April 5, 2018

SMALL THINGS

If you or someone you know has ever suffered from anxiety or depression, you know the signs, isolation and anger key among them. In this wordless picture book Small Things from Australian author-illustrator Mel Tregonning, readers get an accessible, first-hand account of the effects of anxiety and depression on a young boy trying to make friends at school.



As if school wasn't hard enough, the main character in this book is full of worry. He doesn't fit in at school, his grades are slipping, and he has started to lash out at his family and loved ones. As the boy suffers rejection after rejection, readers can see the anxiety and depression slowly taking hold of him: Tregonning masterfully portrays the boy's inner demons as tiny little demon beings that first crowd him and then literally begin to chip away at him until all that's left is a crumbling person. But what the boy learns—and he learns it the hard way—is that he's not alone. All around him are other students with their own demons, and the key to survival is learning to live with those demons and manage his anxieties, not trying to shut them out completely. 

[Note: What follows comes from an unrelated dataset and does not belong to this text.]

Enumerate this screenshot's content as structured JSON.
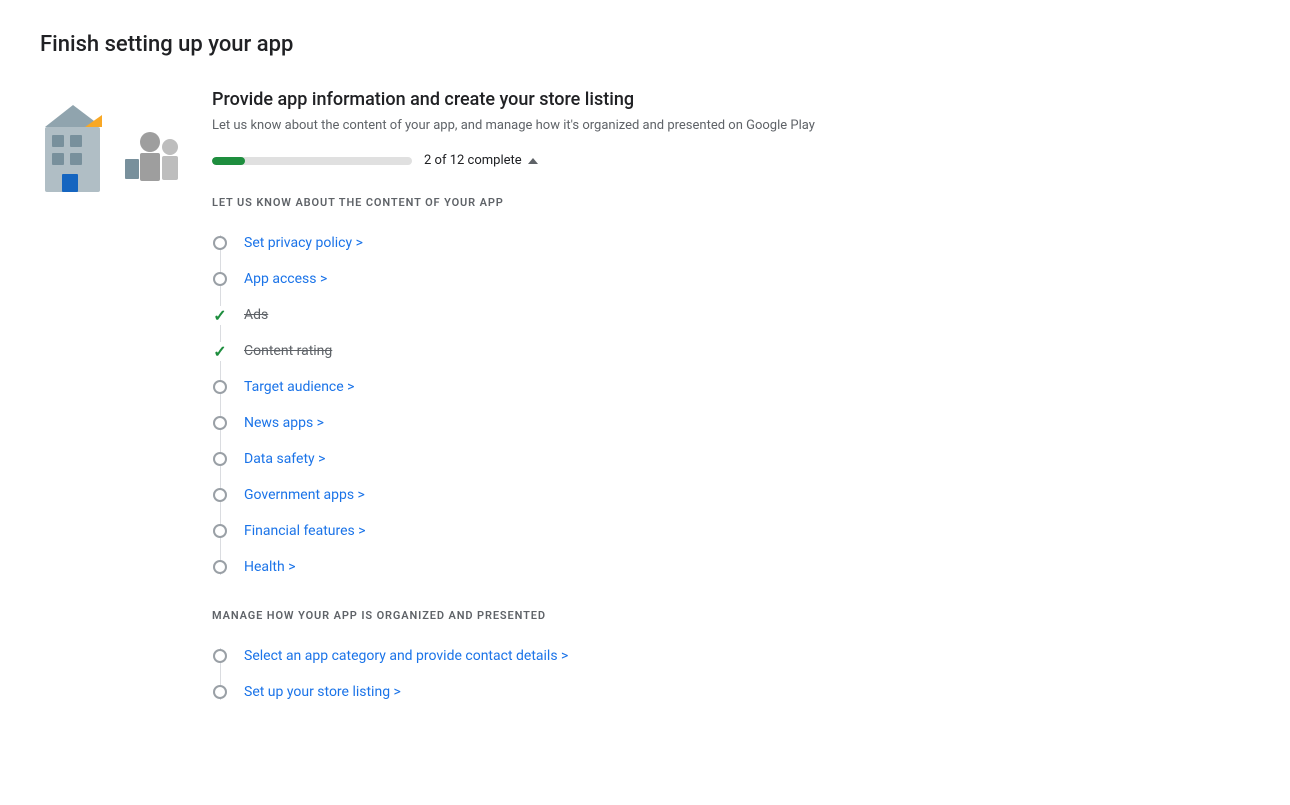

This book is unique for a whole host of reasons (it deals with depression in very young people, it's wordless, it's a graphic picture book, the list goes on), but one of the saddest, most striking aspects is that the story is based on Tregonning's own experiences with depression and anxiety. Unfortunately, Tregonning passed away from depression-related issues before the book was finished, so it was finished by one of her inspirations, Australian author-illustrator Shaun Tan. The authenticity of this book, not to mention the universality of the subject matter, makes it a tough but worthwhile read and opens up a world of conversations for children to discuss their own inner demons with the adults they trust.


Small Things published from Pajama Press this past March.